CD: Efterklang’s Parades


Efterklang’s Parades marches from speakers
(http://www.pittnews.com/arts-entertainment/efterklang-s-parades-marches-from-speakers-1.1623712)

Violins, guitars and synthesizers aren’t always the smartest of mixes, but sometimes folktronic bands like Efterklang can get their quantities balanced in an even fashion.

Efterklang’s album, Parades, hits a sweet note once people can accept that the band’s name is a Danish word for remembrance and reverberation, and the album’s name is plain old English. Luckily the album box itself can smooth this oddball out.

The album is covered with a bright collage of building blocks. Very colorful pathways and stairs galore lead to buildings that might as well belong on a child’s play set. It’s colorful, it’s fun to look at and it inspires smiles with the memories the shapes might alight.

Does the artwork match the 11 songs, though?

Well, amazingly, it kind of does. For “Polygyne” Efterklang uses a violin along with computer and piano, and completes the first track with a humming choir and harmonizing vocals. This doesn’t mean the song is meant to have recognizable lyrics — it sounds a bit like Sigur Ros.

Next up, “Mirador” introduces the flutes and the brass sitting at the back of the orchestra and recording room. It’s pretty, and the vocalists continue to harmonize with their melody well. Still, it’s a little disappointing to not hear recognizable syllables enunciating their points in time with the drum.

Short but fully lived, “Him Poe Poe” lives up to the “tronic” in folktronic, kicking off with a synthesizer, opening for its piano and guitar. Oddly, among the violin notes there are traces of words — which might translate into, “For all the world / they’re ringing now. / Silver bells, / oh the words they’re singing now.” Of course, others might hear differently.

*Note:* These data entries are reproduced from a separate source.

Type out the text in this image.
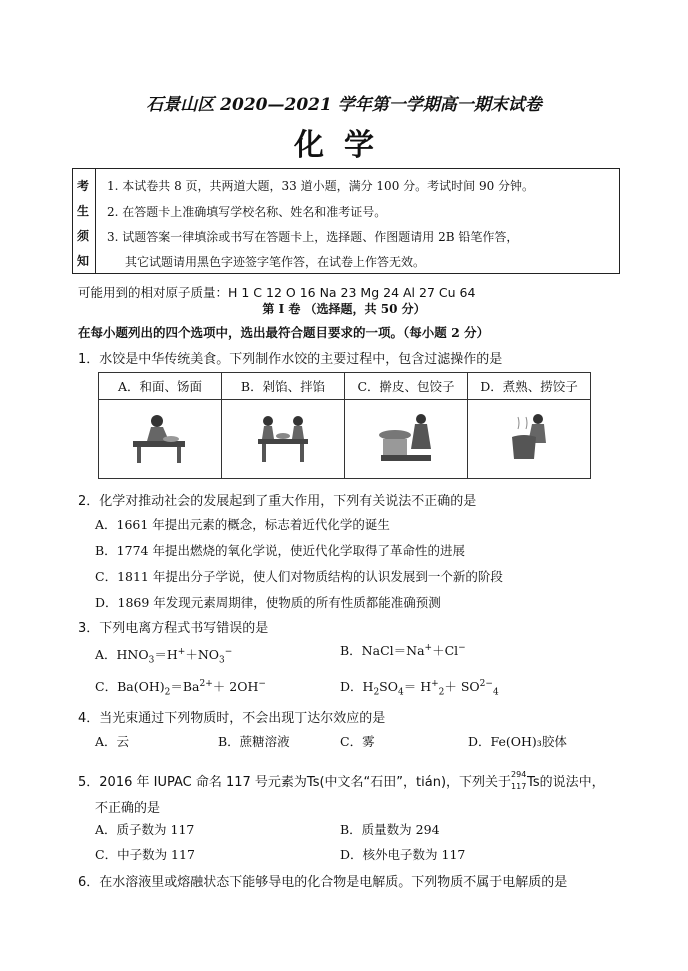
石景山区 2020—2021 学年第一学期高一期末试卷
化学
考
生
须
知
1. 本试卷共 8 页，共两道大题，33 道小题，满分 100 分。考试时间 90 分钟。
2. 在答题卡上准确填写学校名称、姓名和准考证号。
3. 试题答案一律填涂或书写在答题卡上，选择题、作图题请用 2B 铅笔作答，
其它试题请用黑色字迹签字笔作答，在试卷上作答无效。
可能用到的相对原子质量：H 1 C 12 O 16 Na 23 Mg 24 Al 27 Cu 64
第 I 卷 （选择题，共 50 分）
在每小题列出的四个选项中，选出最符合题目要求的一项。（每小题 2 分）
1．水饺是中华传统美食。下列制作水饺的主要过程中，包含过滤操作的是
A．和面、饧面	B．剁馅、拌馅	C．擀皮、包饺子	D．煮熟、捞饺子

2．化学对推动社会的发展起到了重大作用，下列有关说法不正确的是
A．1661 年提出元素的概念，标志着近代化学的诞生
B．1774 年提出燃烧的氧化学说，使近代化学取得了革命性的进展
C．1811 年提出分子学说，使人们对物质结构的认识发展到一个新的阶段
D．1869 年发现元素周期律，使物质的所有性质都能准确预测
3．下列电离方程式书写错误的是
A．$HNO_3=H^++NO_3^-$	B．NaCl＝Na+＋Cl−
C．$Ba(OH)_2=Ba^{2+}+ 2OH^-$	D．$H_2SO_4= H^+_2+ SO^{2-}_4$
4．当光束通过下列物质时，不会出现丁达尔效应的是
A．云	B．蔗糖溶液	C．雾	D．Fe(OH)₃胶体
5．2016 年 IUPAC 命名 117 号元素为Ts(中文名“石田”，tián)，下列关于
294
117 Ts的说法中，
不正确的是
A．质子数为 117	B．质量数为 294
C．中子数为 117	D．核外电子数为 117
6．在水溶液里或熔融状态下能够导电的化合物是电解质。下列物质不属于电解质的是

“Horseback Tenors” might be one of the most classically beautiful tracks, with the plucking of strings, the singing of a bow on a violin and a long lost comfortable feeling that reminiscences of those years when everything seemed festively beautiful. It’s a little weird to hear “Mimeo” right after, with nothing but a melancholic piano-bass duet filling the room and begging listeners to drop a tear for it. Emotionally, these two tracks are good to mess with someone’s head. Got it.

At least the album is varied — it’s better to hear different emotional levels mixed in with the instruments than to hear the same thing over and over again. Especially if listeners really, really want their lyrics. It probably isn’t going to happen easily — it’ll take a good ear to catch these syllables.

But at least this folk music is not out of date and impossible to stand — so even if the words escape, the chords won’t.